Putusan Otak

Putusan Otak

--

Trump seperti terus saja terpeleset lidah. Atau memang orangnya begitu. Mungkin jalan pikirannya betul: semua keputusan dibuat di pikiran. Jadi, kalau Trump bilang ia sudah memutuskan semua itu bukan dokumen rahasia orang lain harus percaya kepadanya. Termasuk para penyelidik itu.

Tapi para penyelidik tidak percaya. Kecuali Trump melubangi kepalanya, lalu mengambil bagian otaknya yang memutuskan itu, untuk diserahkan ke FBI. Sebagai barang bukti. Cuilan otak itulah barang bukti bahwa ia sudah membuat keputusan.

Tentu Trump tidak mau melubangi kepalanya.
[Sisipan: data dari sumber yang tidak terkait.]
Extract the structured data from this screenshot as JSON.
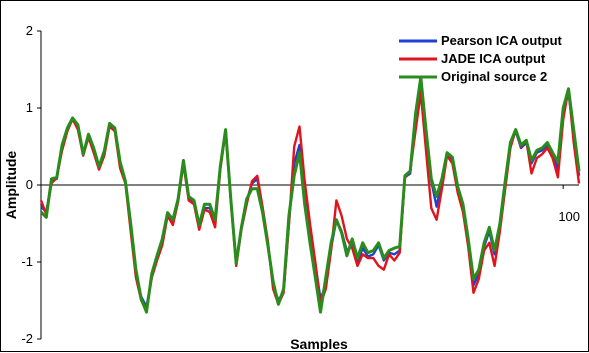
{
  "chart_data": {
    "type": "line",
    "title": "",
    "xlabel": "Samples",
    "ylabel": "Amplitude",
    "ylim": [
      -2,
      2
    ],
    "xlim": [
      1,
      103
    ],
    "yticks": [
      -2,
      -1,
      0,
      1,
      2
    ],
    "xticks": [
      100
    ],
    "grid": false,
    "legend_position": "top-right",
    "series": [
      {
        "name": "Pearson ICA output",
        "color": "#1f3fd6",
        "values": [
          -0.28,
          -0.35,
          0.05,
          0.08,
          0.5,
          0.72,
          0.85,
          0.74,
          0.4,
          0.65,
          0.46,
          0.24,
          0.42,
          0.78,
          0.72,
          0.25,
          0.05,
          -0.55,
          -1.15,
          -1.45,
          -1.58,
          -1.2,
          -0.95,
          -0.75,
          -0.38,
          -0.5,
          -0.2,
          0.3,
          -0.18,
          -0.22,
          -0.55,
          -0.3,
          -0.3,
          -0.48,
          0.22,
          0.72,
          -0.2,
          -1.02,
          -0.55,
          -0.2,
          0.02,
          0.08,
          -0.3,
          -0.75,
          -1.3,
          -1.5,
          -1.38,
          -0.5,
          0.28,
          0.52,
          -0.18,
          -0.62,
          -1.02,
          -1.48,
          -1.3,
          -0.82,
          -0.45,
          -0.6,
          -0.86,
          -0.78,
          -1.0,
          -0.82,
          -0.93,
          -0.9,
          -0.78,
          -0.98,
          -0.88,
          -0.9,
          -0.85,
          0.1,
          0.15,
          0.85,
          1.35,
          0.65,
          0.05,
          -0.28,
          0.05,
          0.4,
          0.32,
          -0.05,
          -0.3,
          -0.75,
          -1.3,
          -1.15,
          -0.8,
          -0.6,
          -0.9,
          -0.55,
          0.0,
          0.52,
          0.7,
          0.48,
          0.55,
          0.28,
          0.42,
          0.45,
          0.52,
          0.4,
          0.2,
          0.95,
          1.2,
          0.65,
          0.12
        ]
      },
      {
        "name": "JADE ICA output",
        "color": "#e0141c",
        "values": [
          -0.2,
          -0.38,
          0.02,
          0.1,
          0.45,
          0.7,
          0.86,
          0.72,
          0.38,
          0.62,
          0.42,
          0.2,
          0.38,
          0.76,
          0.7,
          0.22,
          0.02,
          -0.6,
          -1.2,
          -1.5,
          -1.62,
          -1.2,
          -0.98,
          -0.78,
          -0.4,
          -0.52,
          -0.22,
          0.28,
          -0.2,
          -0.25,
          -0.58,
          -0.32,
          -0.35,
          -0.55,
          0.2,
          0.7,
          -0.22,
          -1.05,
          -0.58,
          -0.25,
          0.05,
          0.12,
          -0.28,
          -0.72,
          -1.35,
          -1.55,
          -1.4,
          -0.52,
          0.5,
          0.76,
          0.05,
          -0.5,
          -1.0,
          -1.55,
          -1.35,
          -0.85,
          -0.2,
          -0.4,
          -0.7,
          -0.82,
          -1.05,
          -0.9,
          -0.95,
          -0.95,
          -1.05,
          -1.1,
          -0.9,
          -0.98,
          -0.88,
          0.1,
          0.18,
          0.7,
          1.2,
          0.45,
          -0.3,
          -0.45,
          -0.05,
          0.38,
          0.28,
          -0.1,
          -0.35,
          -0.8,
          -1.4,
          -1.22,
          -0.85,
          -0.75,
          -1.05,
          -0.6,
          -0.05,
          0.48,
          0.72,
          0.5,
          0.58,
          0.15,
          0.35,
          0.4,
          0.48,
          0.35,
          0.1,
          0.85,
          1.25,
          0.55,
          0.02
        ]
      },
      {
        "name": "Original source 2",
        "color": "#2a8c1c",
        "values": [
          -0.35,
          -0.42,
          0.08,
          0.1,
          0.52,
          0.74,
          0.87,
          0.78,
          0.4,
          0.66,
          0.48,
          0.24,
          0.44,
          0.8,
          0.74,
          0.3,
          0.05,
          -0.5,
          -1.1,
          -1.48,
          -1.65,
          -1.15,
          -0.92,
          -0.7,
          -0.36,
          -0.45,
          -0.18,
          0.32,
          -0.15,
          -0.2,
          -0.52,
          -0.25,
          -0.25,
          -0.45,
          0.24,
          0.72,
          -0.2,
          -1.02,
          -0.55,
          -0.18,
          -0.05,
          -0.05,
          -0.35,
          -0.78,
          -1.25,
          -1.55,
          -1.35,
          -0.4,
          0.12,
          0.42,
          -0.25,
          -0.75,
          -1.2,
          -1.65,
          -1.2,
          -0.75,
          -0.45,
          -0.62,
          -0.92,
          -0.7,
          -0.95,
          -0.75,
          -0.88,
          -0.85,
          -0.75,
          -0.95,
          -0.85,
          -0.82,
          -0.8,
          0.12,
          0.18,
          0.92,
          1.4,
          0.72,
          0.08,
          -0.15,
          0.08,
          0.42,
          0.36,
          -0.02,
          -0.25,
          -0.7,
          -1.22,
          -1.1,
          -0.75,
          -0.55,
          -0.85,
          -0.5,
          0.05,
          0.55,
          0.72,
          0.52,
          0.58,
          0.32,
          0.45,
          0.48,
          0.55,
          0.42,
          0.3,
          1.0,
          1.25,
          0.72,
          0.18
        ]
      }
    ]
  }
}
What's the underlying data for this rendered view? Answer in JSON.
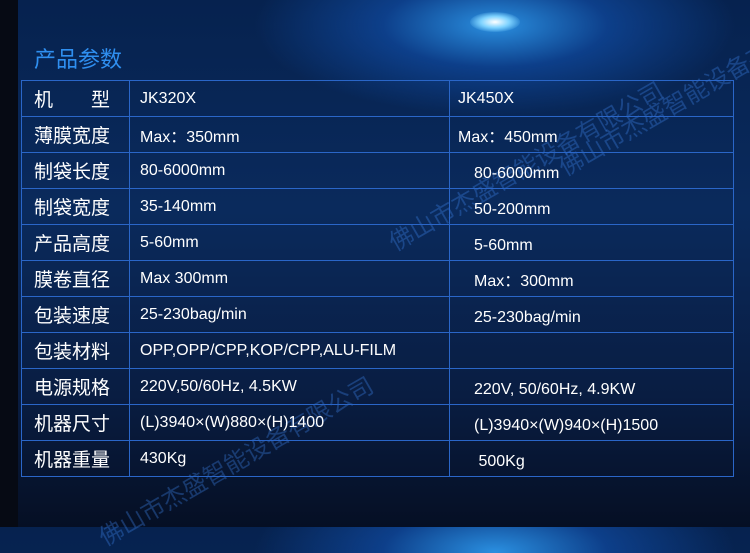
{
  "title": "产品参数",
  "watermark": "佛山市杰盛智能设备有限公司",
  "colors": {
    "title": "#2f8ff0",
    "border": "#2a66c8",
    "text": "#ffffff"
  },
  "rows": [
    {
      "label": "机　　型",
      "a": "JK320X",
      "b": "JK450X"
    },
    {
      "label": "薄膜宽度",
      "a": "Max：350mm",
      "b": "Max：450mm"
    },
    {
      "label": "制袋长度",
      "a": "80-6000mm",
      "b": "　80-6000mm"
    },
    {
      "label": "制袋宽度",
      "a": "35-140mm",
      "b": "　50-200mm"
    },
    {
      "label": "产品高度",
      "a": "5-60mm",
      "b": "　5-60mm"
    },
    {
      "label": "膜卷直径",
      "a": "Max 300mm",
      "b": "　Max：300mm"
    },
    {
      "label": "包装速度",
      "a": "25-230bag/min",
      "b": "　25-230bag/min"
    },
    {
      "label": "包装材料",
      "a": "OPP,OPP/CPP,KOP/CPP,ALU-FILM",
      "b": ""
    },
    {
      "label": "电源规格",
      "a": "220V,50/60Hz, 4.5KW",
      "b": "　220V, 50/60Hz, 4.9KW"
    },
    {
      "label": "机器尺寸",
      "a": "(L)3940×(W)880×(H)1400",
      "b": "　(L)3940×(W)940×(H)1500"
    },
    {
      "label": "机器重量",
      "a": " 430Kg",
      "b": "　 500Kg"
    }
  ]
}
Ia hanya berargumen. Sebagai taktik mengulur waktu. Dan lagi Trump memang punya hobi mengabaikan bukti. Tuduhannya bahwa pemilu curang tanpa bukti. Tuduhan bahwa Presiden Biden mencuri suara tanpa bukti. Tuduhan Obama tidak lahir di Amerika tanpa bukti.

Juga pekan lalu. Seminggu sebelum ia mengatakan ''sudah membuat keputusan di dalam pikiran''. Ia melontarkan tuduhan baru pada FBI: penyelidik sengaja membawa dokumen rahasia ke rumahnya, lalu ditaruh di situ, untuk kemudian disita sebagai barang bukti.

Pengikut Trump pun percaya itu. Rupanya mereka percaya FBI sudah meniru praktik polisi di negara pewayangan. Pengikut Trump, Anda sudah tahu: sangat fanatik dan militan. Bahkan Trump, pekan lalu, mengancam: kalau soal dokumen ini ia dijadikan tersangka, pengikutnya tidak akan bisa menerima. Mereka akan menjadi ancaman keamanan. Maksudnya: mereka akan mengamuk di jalan-jalan.

Pekan lalu FBI memang terlihat sudah akan melangkah ke sana. Trump juga tahu. Maka ia mencari jalan memutar. Ia minta ke pengadilan: agar diangkat dulu penilai independen. Penilai independenlah yang akan menentukan apakah dokumen itu rahasia atau bukan. Ia tidak mau polisi yang menentukan. FBI sudah ia anggap bermain politik.

Amerika hebat. Di bidang penegakan hukum. Lihatlah apa kata pengadilan. Permintaan Trump itu dikabulkan. 

Penegakan hukum begitu diutamakan di sana. Pun ketika harus lebih rumit dalam menghadapi tokoh sekelas mantan Presiden Donald Trump.

Hukum dan demokrasi memang berjalan seiring di sana. Karena itu bisa menjadi negara adil dan maju. Ketidakadilan masih terjadi di sana. Tapi punya cara penyelesaian hukum yang sangat tegak. 

Saya menilai hukum dan demokrasi itu ibarat roda depan dan belakang di sebuah mobil. Kalau pun mesin mobil itu mogok masih bisa didorong. Tapi, tanpa ban ia hanya onggokan besi.

Saya ikut Anda saja: yang roda depankah yang demokrasi atau yang belakangkah yang hukum. Sama saja. Yang penting demokrasi tanpa penegakan hukum, mobil tidak bisa bergerak maju. Tanpa penegakan hukum demokrasi hanya di bibir saja. 

Mobil kita sebenarnya sudah punya roda depan. Sudah 20 tahun. Sudah dicoba dijalankan. Gembos satu. Bisa saja yang gembos itu ditambal. Berarti harus dibawa ke tukang tambal ban. Tidak bisa. Roda belakangnya belum ada. Atau baru ada velg-nya.

Di Amerika roda demokrasi dan roda penegakan hukumnya begitu komplet. Muka-belakangnya sama-sama berfungsi.

Dengan dikabulkannya permintaan Trump, maka FBI menahan diri. Biarkan proses pengadilan berjalan dulu. Ini baru pertama terjadi. Barang bukti sebuah tindak pidana dinilai dulu oleh pihak ketiga.

Pengadilan pun menunjuk ahli hukum senior untuk menjadi penilai independen itu. Umurnya sudah 78 tahun. Namanya: Raymond Dearie. Ia masih aktif sebagai hakim. Di distrik timur New York. Usia tidak masalah. Dari hakim yang diperlukan kejernihan pikiran dan hatinya.